Después de casi dos décadas de invasión a la vida del venezolano, tras una desoladora estela de violencia, división, ruina y muerte, el Gobierno, agotado su arsenal de recursos de seducción y engaño, pretende en esta hora eludir sus graves responsabilidades mediante una torpe táctica evasora. En un desmayado y tardío repliegue, los héroes de una revolución cebada en el vicio de marchitarlo todo a su paso, buscan escurrirse del escenario de sus tropelías y oportunidades perdidas. Con las evidencias de un fracaso estruendoso, cuando con tal cúmulo de poder y dineros públicos dilapidados tuvieron en sus manos la posibilidad de hacer tanto a favor de un pueblo tan invocado como traicionado, ya parecen enterados de que con sus maltrechos trapos rojos no podrán seguir postergando el curso de lo inevitable ni sustraerse del adverso juicio de la historia.
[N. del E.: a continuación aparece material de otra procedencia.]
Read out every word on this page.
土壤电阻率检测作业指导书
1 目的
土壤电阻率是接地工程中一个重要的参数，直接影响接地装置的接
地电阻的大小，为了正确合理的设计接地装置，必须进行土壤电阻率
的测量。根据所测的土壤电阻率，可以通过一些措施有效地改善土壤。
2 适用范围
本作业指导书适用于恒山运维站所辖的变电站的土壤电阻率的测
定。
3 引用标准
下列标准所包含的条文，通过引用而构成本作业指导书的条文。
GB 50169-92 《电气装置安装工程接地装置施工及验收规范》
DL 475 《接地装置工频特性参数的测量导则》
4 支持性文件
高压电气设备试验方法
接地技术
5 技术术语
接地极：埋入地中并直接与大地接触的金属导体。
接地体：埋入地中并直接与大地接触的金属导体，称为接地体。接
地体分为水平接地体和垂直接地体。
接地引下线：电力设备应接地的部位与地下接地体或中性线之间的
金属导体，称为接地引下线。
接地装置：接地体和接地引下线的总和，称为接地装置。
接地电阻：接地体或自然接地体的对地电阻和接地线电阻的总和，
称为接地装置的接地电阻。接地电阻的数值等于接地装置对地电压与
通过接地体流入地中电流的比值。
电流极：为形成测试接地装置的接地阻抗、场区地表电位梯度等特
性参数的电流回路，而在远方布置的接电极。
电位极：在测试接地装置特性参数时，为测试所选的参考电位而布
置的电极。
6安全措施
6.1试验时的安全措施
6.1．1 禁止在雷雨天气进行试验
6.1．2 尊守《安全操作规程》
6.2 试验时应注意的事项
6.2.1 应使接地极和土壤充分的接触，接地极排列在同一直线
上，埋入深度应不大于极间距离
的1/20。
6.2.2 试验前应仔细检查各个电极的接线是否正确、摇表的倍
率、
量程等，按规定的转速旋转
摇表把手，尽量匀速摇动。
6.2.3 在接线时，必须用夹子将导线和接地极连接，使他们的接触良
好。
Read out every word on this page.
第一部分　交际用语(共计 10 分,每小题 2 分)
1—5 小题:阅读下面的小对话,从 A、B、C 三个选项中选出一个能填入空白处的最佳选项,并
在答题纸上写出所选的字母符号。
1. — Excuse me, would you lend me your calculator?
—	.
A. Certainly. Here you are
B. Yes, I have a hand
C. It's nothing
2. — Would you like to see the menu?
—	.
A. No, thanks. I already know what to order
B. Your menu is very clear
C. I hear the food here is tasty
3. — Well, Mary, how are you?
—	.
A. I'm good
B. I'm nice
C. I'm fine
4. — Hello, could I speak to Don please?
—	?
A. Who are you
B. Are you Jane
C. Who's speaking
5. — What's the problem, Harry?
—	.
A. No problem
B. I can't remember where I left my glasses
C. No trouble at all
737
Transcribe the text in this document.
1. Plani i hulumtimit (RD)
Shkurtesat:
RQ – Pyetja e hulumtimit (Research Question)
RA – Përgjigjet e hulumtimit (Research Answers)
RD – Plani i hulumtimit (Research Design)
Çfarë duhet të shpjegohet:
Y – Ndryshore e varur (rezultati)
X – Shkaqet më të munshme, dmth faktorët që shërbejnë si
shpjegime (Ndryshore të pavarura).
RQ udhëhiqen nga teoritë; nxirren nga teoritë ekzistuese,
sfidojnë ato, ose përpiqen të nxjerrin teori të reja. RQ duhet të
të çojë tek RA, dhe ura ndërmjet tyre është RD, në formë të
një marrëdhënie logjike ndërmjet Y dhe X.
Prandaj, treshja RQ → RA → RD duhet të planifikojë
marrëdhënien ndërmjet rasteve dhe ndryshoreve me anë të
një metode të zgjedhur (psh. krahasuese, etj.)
El examen periódico que adelanta por estos días la ONU, ha delineado con mayor nitidez dos nociones que ya estaban lo suficientemente claras: La primera es que el régimen no tiene respuestas válidas, contrastables, ante el atroz retroceso que el país sufre en el ámbito de derechos tan valiosos, e inenajenables, como los sociales, culturales y económicos. La segunda y, quizá la más grave: su disposición a rectificar es nula. Tirándose en forma alternativa hacia un lado y el otro, en sordo complot intestino alimentado por la ambición de hacerse de todo el poder, dentro del siamés aparato gubernamental dos bandos en disputa lucen condenados sin remedio en el foso de sus errores. Atrapados en sus escandalosas perversiones sin vuelta atrás. Enviar a un ministro a Ginebra a insistir en la tesis de la “guerra económica”, y sentirse en la necesidad de pedir, con pretendida solemnidad, que no se mofaran de excusa tan peregrina; es más, urgir a que el mundo dejara de banalizar la causa de todos nuestros males hasta tomarla en serio como fenómeno exclusivo de Venezuela, es revelador del avanzado grado de decadencia oficial. Peor aún, atreverse ese alto funcionario al infame descaro de asegurar que el salario mínimo cubre la canasta básica, que la pobreza ha “decrecido significativamente” y la población en general goza, a partir de la revolución, de un “creciente bienestar social”, ya era propasarse frente a un auditorio que, aparte de informado, no estaba obligado a aplaudir sus alucinaciones.
La realidad es otra muy distinta y se eriza terca y colérica en las calles, pese a todas las modalidades ensayadas de miedo y censura oficial. La peor crisis económica, política y social en la historia reciente del país, sorprendió al Gobierno sin el amparo de su pródiga chequera. La brusca caída en los precios del crudo nos gritó cuán vulnerables somos. La sistemática violación de los derechos humanos enmudeció a sus tradicionales y dóciles aliados foráneos. La figura del preso político y la persecución y tortura a los disidentes, representan un expediente difícil de asumir. Cuba, antes “un solo país, un solo Gobierno”, viró de pronto bonachona hacia el Imperio, así como le habían torcido aquí el cuello al caballo del Escudo. Los escalofriantes niveles de una violencia que paraliza al ciudadano común y hasta desarma y arrincona a la autoridad, hablan de una tragedia social, e institucional, que mucho costará superar. Una inflación que frisa los tres dígitos y una voracidad en el gasto público que podría haber engullido a fines de este año un presupuesto de dos billones de bolívares, sin efecto alguno en obras y servicios, nos confirma que en esta nación persiste un insostenible estado de cosas.
La inflación no se acabará mediante el espejismo de prohibir los informes del BCV. La escasez no cederá por más que se manipulen las cifras. La palabra y la voluntad de Dios no dejarán de tener su hora, así se posponga una incómoda visita al Vaticano. Ni el pueblo dejará de revelar su dolor y castigar su decepción, con todo rigor, pese a la temerosa argucia de colocar en el refrigerador la cita electoral pendiente, a falta de “tendencia irreversible”, luego de que quienes eluden ese veredicto se ufanaran por las repetidas elecciones que aquí solían realizarse año tras año, cuando otros gallos cantaban, sólo para asfixiar y encarcelar después al vencedor que militara en otras toldas.
Sin duda, luego de una cadena de violaciones, invasiones e intromisiones, los arrastra el síndrome de la evasión. La primera naufragó con estrépito. La segunda lo hará en un sordo rumor de vergüenza.